|ENTERPRISE PRODUCTS PARTNERS L P filed this Form 10-K on 02/28/2018|
While this period of very low prices has been very difficult for producers, the lower energy prices have led to an increase in energy consumption by consumers, particularly for motor fuels, and by energy intensive industries (e.g., steel manufacturing and petrochemicals) as lower energy and feedstock costs reduce operating costs for their businesses making them more globally competitive. We believe that the ongoing production freeze by OPEC and Russia coupled with an increase in demand for crude oil, natural gas and NGLs from these types of industries, will continue to balance crude oil supply and demand fundamentals and further reduce the overhang of global inventories in 2018. Regardless of such market dynamics, almost all of the major assets we have under construction or have recently completed, whether supply or demand oriented, are supported by long-term fee-based commitments from producers, shippers and/or end-use customers. We also believe that as a result of the price downturn which has slowed and/or caused many higher-risk, long-lead time upstream projects to be cancelled, U.S. unconventional resources have gained substantial long-term significance worldwide and that the U.S. is going to continue to grow in significance as a supplier of hydrocarbons to other nations, particularly in Latin America, Europe and Asia.
Debt and equity capital markets for the energy sector remained turbulent throughout 2017 as continued volatility and weakness in commodity prices created market uncertainty. This has generally impacted both our cost of capital and access to debt and equity capital markets.
While there were challenges in the capital markets during 2017, we were able to access both the debt and equity capital markets to support our growth and balance sheet objectives at acceptable costs. At December 31, 2017, we had $3.75 billion of consolidated liquidity, which was comprised of $3.74 billion of available borrowing capacity under EPO’s revolving credit facilities and $5.1 million of unrestricted cash on hand. Based on current market conditions (as of the filing date of this annual report), we believe we will have sufficient liquidity, cash flow from operations, and access to capital markets and bank capital to fund our capital expenditures and working capital needs for the reasonably foreseeable future.
In February 2018, we issued $2.7 billion aggregate principal amount of senior notes and junior subordinated notes and used the net proceeds therefrom for the temporary repayment of amounts outstanding under our commercial paper program and for the expected redemption of our Junior Subordinated Notes B. For information regarding these debt offerings, see “Significant Recent Developments” within this Item 7.

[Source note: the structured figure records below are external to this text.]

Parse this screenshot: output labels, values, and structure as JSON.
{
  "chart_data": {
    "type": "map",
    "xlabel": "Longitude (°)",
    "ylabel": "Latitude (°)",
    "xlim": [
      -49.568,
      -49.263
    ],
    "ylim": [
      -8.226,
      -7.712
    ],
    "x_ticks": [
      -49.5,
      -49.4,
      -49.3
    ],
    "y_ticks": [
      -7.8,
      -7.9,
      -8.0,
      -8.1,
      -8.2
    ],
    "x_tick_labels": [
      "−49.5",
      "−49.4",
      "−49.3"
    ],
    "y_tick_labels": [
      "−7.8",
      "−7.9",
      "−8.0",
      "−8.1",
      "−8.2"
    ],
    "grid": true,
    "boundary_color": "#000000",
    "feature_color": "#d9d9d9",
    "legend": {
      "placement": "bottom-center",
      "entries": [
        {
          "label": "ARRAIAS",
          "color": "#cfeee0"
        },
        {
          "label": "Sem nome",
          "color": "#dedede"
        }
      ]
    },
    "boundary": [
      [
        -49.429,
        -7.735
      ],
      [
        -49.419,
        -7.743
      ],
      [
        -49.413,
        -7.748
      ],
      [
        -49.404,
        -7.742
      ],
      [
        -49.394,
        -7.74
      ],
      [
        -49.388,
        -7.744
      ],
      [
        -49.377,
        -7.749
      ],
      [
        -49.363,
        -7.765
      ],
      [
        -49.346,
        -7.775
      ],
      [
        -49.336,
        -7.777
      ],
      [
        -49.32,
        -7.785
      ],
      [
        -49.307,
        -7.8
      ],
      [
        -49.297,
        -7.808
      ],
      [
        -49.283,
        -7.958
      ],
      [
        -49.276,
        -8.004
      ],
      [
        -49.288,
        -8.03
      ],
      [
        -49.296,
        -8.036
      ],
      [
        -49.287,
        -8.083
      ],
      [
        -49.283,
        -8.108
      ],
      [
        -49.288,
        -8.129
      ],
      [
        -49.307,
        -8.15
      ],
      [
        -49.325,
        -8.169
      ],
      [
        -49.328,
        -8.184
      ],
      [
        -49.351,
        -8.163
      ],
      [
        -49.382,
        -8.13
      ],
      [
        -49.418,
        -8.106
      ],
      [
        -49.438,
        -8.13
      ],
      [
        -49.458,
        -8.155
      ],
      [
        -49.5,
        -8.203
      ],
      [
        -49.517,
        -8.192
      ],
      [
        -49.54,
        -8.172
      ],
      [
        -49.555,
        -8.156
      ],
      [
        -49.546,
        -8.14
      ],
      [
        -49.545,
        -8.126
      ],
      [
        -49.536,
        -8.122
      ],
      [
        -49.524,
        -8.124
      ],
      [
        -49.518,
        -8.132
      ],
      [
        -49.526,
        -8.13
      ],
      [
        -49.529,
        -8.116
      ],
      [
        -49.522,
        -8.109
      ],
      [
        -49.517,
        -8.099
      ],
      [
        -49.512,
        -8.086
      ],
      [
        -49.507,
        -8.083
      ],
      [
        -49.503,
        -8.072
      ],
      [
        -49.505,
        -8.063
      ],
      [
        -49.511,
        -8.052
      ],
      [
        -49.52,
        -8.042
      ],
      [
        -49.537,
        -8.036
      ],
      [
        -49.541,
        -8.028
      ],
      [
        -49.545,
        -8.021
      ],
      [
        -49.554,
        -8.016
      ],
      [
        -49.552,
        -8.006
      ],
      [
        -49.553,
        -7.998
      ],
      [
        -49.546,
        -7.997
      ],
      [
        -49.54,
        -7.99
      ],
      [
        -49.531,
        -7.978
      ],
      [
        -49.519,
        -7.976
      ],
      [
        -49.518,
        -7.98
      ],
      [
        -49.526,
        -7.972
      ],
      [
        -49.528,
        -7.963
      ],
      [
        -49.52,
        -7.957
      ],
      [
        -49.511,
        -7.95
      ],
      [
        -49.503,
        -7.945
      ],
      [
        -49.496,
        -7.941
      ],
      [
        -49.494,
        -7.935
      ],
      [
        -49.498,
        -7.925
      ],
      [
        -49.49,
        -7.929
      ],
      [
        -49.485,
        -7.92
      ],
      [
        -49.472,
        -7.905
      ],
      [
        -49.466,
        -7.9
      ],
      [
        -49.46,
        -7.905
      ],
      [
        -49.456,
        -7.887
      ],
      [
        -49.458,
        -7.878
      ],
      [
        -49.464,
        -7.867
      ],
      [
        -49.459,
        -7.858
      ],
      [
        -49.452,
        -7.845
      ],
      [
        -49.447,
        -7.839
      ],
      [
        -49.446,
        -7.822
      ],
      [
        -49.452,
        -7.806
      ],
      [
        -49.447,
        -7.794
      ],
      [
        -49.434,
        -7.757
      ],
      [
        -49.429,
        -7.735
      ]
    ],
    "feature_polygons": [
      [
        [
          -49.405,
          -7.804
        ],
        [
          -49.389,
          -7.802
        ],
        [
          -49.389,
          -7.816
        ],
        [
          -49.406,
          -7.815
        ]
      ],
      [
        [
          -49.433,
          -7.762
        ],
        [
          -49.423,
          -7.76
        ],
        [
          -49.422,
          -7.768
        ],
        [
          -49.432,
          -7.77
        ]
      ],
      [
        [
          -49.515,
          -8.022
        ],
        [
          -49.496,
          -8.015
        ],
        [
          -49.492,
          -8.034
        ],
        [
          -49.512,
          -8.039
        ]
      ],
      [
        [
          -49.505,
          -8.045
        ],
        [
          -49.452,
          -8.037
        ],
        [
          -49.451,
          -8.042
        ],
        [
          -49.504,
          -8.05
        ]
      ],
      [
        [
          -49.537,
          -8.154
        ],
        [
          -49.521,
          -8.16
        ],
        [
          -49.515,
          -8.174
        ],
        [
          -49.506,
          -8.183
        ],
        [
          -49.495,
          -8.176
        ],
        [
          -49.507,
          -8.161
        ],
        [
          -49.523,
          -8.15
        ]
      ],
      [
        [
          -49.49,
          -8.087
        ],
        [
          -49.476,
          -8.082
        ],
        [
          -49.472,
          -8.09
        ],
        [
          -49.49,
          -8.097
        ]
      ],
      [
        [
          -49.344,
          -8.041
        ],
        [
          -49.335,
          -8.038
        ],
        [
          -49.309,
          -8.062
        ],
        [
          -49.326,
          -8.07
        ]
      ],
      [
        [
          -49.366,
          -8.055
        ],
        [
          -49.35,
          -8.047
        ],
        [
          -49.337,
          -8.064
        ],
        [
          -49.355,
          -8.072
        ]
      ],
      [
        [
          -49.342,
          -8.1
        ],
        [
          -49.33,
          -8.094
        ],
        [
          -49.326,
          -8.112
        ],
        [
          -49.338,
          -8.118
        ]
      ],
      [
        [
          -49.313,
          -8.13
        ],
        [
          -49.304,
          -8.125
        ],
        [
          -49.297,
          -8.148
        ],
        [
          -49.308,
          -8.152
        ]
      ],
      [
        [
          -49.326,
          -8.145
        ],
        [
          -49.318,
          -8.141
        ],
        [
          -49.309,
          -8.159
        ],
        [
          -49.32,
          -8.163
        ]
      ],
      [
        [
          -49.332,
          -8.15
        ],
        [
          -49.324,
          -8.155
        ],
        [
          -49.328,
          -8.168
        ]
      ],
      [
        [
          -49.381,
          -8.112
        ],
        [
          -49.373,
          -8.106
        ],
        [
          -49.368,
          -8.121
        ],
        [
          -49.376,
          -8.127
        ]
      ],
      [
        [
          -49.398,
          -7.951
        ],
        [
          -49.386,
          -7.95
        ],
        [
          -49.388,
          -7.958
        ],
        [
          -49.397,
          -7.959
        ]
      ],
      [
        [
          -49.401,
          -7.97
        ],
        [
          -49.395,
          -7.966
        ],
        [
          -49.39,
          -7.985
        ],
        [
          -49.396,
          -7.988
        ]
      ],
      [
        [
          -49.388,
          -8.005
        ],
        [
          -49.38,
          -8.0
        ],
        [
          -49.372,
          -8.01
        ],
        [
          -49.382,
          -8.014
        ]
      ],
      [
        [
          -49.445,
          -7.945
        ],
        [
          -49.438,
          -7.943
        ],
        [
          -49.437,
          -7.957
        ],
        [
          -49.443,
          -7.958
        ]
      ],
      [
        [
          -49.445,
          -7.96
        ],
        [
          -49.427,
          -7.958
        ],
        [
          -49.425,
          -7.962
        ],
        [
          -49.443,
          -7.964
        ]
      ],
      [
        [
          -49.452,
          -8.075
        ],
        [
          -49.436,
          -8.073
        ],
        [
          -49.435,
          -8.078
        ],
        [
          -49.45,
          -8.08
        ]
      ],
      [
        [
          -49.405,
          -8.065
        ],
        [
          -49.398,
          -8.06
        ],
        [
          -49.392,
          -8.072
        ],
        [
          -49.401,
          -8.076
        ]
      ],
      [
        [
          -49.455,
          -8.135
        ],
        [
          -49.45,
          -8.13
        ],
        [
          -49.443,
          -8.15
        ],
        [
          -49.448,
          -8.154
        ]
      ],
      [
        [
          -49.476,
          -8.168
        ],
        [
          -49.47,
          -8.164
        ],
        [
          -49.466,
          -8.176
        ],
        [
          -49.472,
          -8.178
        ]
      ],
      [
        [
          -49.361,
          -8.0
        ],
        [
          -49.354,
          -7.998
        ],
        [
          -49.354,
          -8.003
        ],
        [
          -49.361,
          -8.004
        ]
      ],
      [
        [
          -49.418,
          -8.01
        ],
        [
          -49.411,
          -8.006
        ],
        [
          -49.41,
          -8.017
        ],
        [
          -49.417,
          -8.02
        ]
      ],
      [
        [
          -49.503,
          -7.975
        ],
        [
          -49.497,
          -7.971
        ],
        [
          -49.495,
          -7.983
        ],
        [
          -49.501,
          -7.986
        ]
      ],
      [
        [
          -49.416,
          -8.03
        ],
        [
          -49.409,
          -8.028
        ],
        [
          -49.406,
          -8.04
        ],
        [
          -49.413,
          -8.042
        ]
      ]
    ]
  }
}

We have two series of senior notes maturing in April and May of 2018 that have a combined principal amount of $1.1 billion. We expect to refinance these senior notes at or near their maturity. After that, our next maturing series of senior notes are due in January and October of 2019 in the aggregate principal amount of $1.5 billion.
The U.S. government is expected to continue to run substantial annual budget deficits in the coming years that will require a corresponding issuance of debt by the U.S. Treasury. The interest rate on U.S. Treasury debt has a direct impact on the cost of our debt. At this time, we are uncertain what impact the expected large issuances of U.S. Treasury debt and the prevailing economic and capital market conditions during these future periods will have on the cost and availability of capital. We continue to monitor and evaluate the condition of the capital markets and our interest rate risk with respect to funding our capital spending program and refinancing upcoming maturities. For information regarding our interest rate hedging activities, see Note 14 of the Notes to Consolidated Financial Statements included under Part II, Item 8 of this annual report.